BGH: Kein Vorwurf des Parteiverrats

Der BGH entschied allerdings, es könne nicht davon ausgegangen werden, dass sich der Mailbox-Nachricht die Behauptung entnehmen lässt, der Kläger habe Parteiverrat begangen. Kern der Mailbox-Nachricht sei die Botschaft, es bestehe grundsätzlich großes Interesse an einer Zusammenarbeit, der allerdings entgegenstehe, dass die Gesellschaft, deren Geschäftsführer der Empfänger ist, vom Kläger anwaltlich vertreten werde. Denn, so die Begründung des Anrufers, der Kläger „protrahiere“ Konflikte und sei an der Unterhaltung von den geschäftlichen Interessen entgegenstehenden „Bruderkriegen“ ganz wesentlich beteiligt.

Der Hinweis auf den Vorwurf des Parteiverrats diene nur der näheren Umschreibung eines bereits bestehenden Konflikts. Aufgrund seiner Substanzlosigkeit sei er nicht geeignet, bei einem unvoreingenommenen und verständigen Empfänger die Vorstellung von einem bestimmten, einen Parteiverrat-Vorwurf stützenden Geschehen hervorzurufen.

Aus der Formulierung, es handle sich um eine „anhängliche Sache“, die der Kläger „hinter sich habe“, ergebe sich, wenn überhaupt, nur, dass ein gegen den Kläger gerichteter Vorwurf zu einem offiziellen Verfahren geführt habe.

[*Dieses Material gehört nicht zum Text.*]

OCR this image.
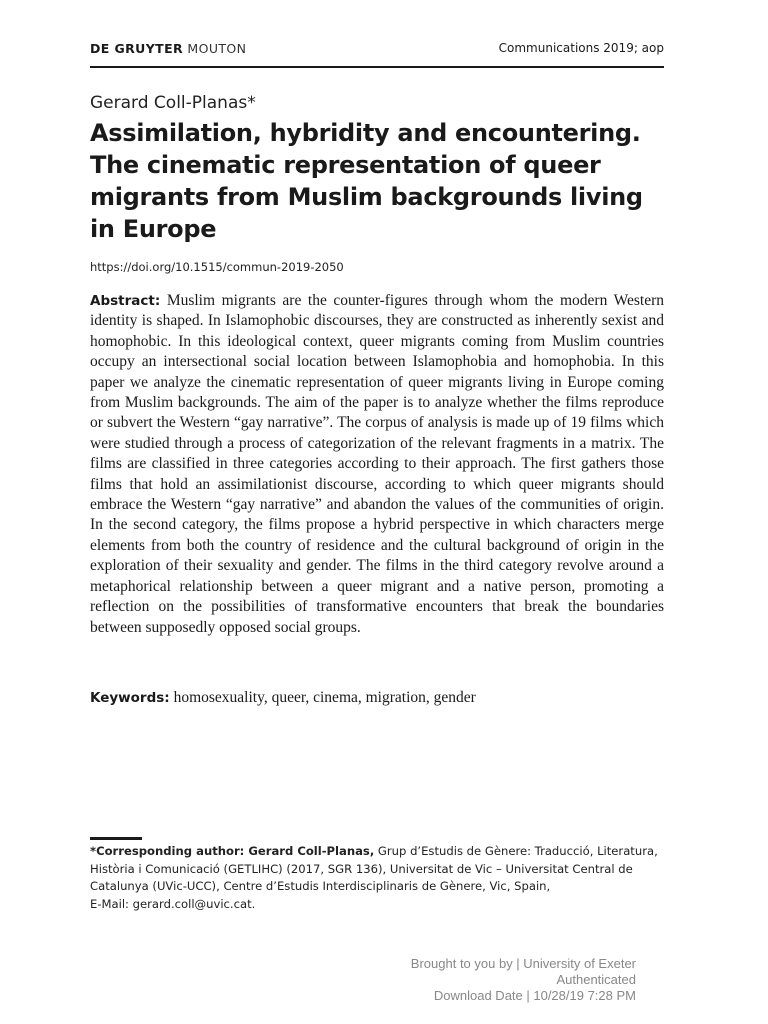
DE GRUYTER MOUTON	Communications 2019; aop
Gerard Coll-Planas*
Assimilation, hybridity and encountering. The cinematic representation of queer migrants from Muslim backgrounds living in Europe
https://doi.org/10.1515/commun-2019-2050

Abstract: Muslim migrants are the counter-figures through whom the modern Western identity is shaped. In Islamophobic discourses, they are constructed as inherently sexist and homophobic. In this ideological context, queer migrants coming from Muslim countries occupy an intersectional social location between Islamophobia and homophobia. In this paper we analyze the cinematic representation of queer migrants living in Europe coming from Muslim backgrounds. The aim of the paper is to analyze whether the films reproduce or subvert the Western “gay narrative”. The corpus of analysis is made up of 19 films which were studied through a process of categorization of the relevant fragments in a matrix. The films are classified in three categories according to their approach. The first gathers those films that hold an assimilationist discourse, according to which queer migrants should embrace the Western “gay narrative” and abandon the values of the communities of origin. In the second category, the films propose a hybrid perspective in which characters merge elements from both the country of residence and the cultural background of origin in the exploration of their sexuality and gender. The films in the third category revolve around a metaphorical relationship between a queer migrant and a native person, promoting a reflection on the possibilities of transformative encounters that break the boundaries between supposedly opposed social groups.

Keywords: homosexuality, queer, cinema, migration, gender
*Corresponding author: Gerard Coll-Planas, Grup d’Estudis de Gènere: Traducció, Literatura, Història i Comunicació (GETLIHC) (2017, SGR 136), Universitat de Vic – Universitat Central de Catalunya (UVic-UCC), Centre d’Estudis Interdisciplinaris de Gènere, Vic, Spain,
E-Mail: gerard.coll@uvic.cat.
Brought to you by | University of Exeter
Authenticated
Download Date | 10/28/19 7:28 PM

Kein vorinstanzlicher Hinweis nach § 139 ZPO

Es fehlte an einem vorinstanzlichen Hinweis gemäß § 139 Zivilprozessordnung, wonach der gestellte Klageantrag unbegründet sei, weil der Mailbox-Nachricht die Aussage, der Kläger habe Parteiverrat begangen, nicht zu entnehmen sei, stattdessen aber ein auf eine anderer Unterlassungsantrag Erfolg habe könnte. Hierzu entschied der BGH: Ergebe sich in einem äußerungsrechtlichen Rechtsstreit, dass der Kläger die Unterlassung einer bestimmten Aussage nicht verlangen kann und die Klage deshalb unbegründet ist, so bedürfe es vor Klageabweisung keines richterlichen Hinweises dahingehend, dass sich aus dem Sachverhalt – möglicherweise – ein auf eine andere Aussage gerichteter Unterlassungsanspruch ergibt. § 139 ZPO fordere keine auf die Änderung eines Prozessziels einer Partei abzielenden Hinweise.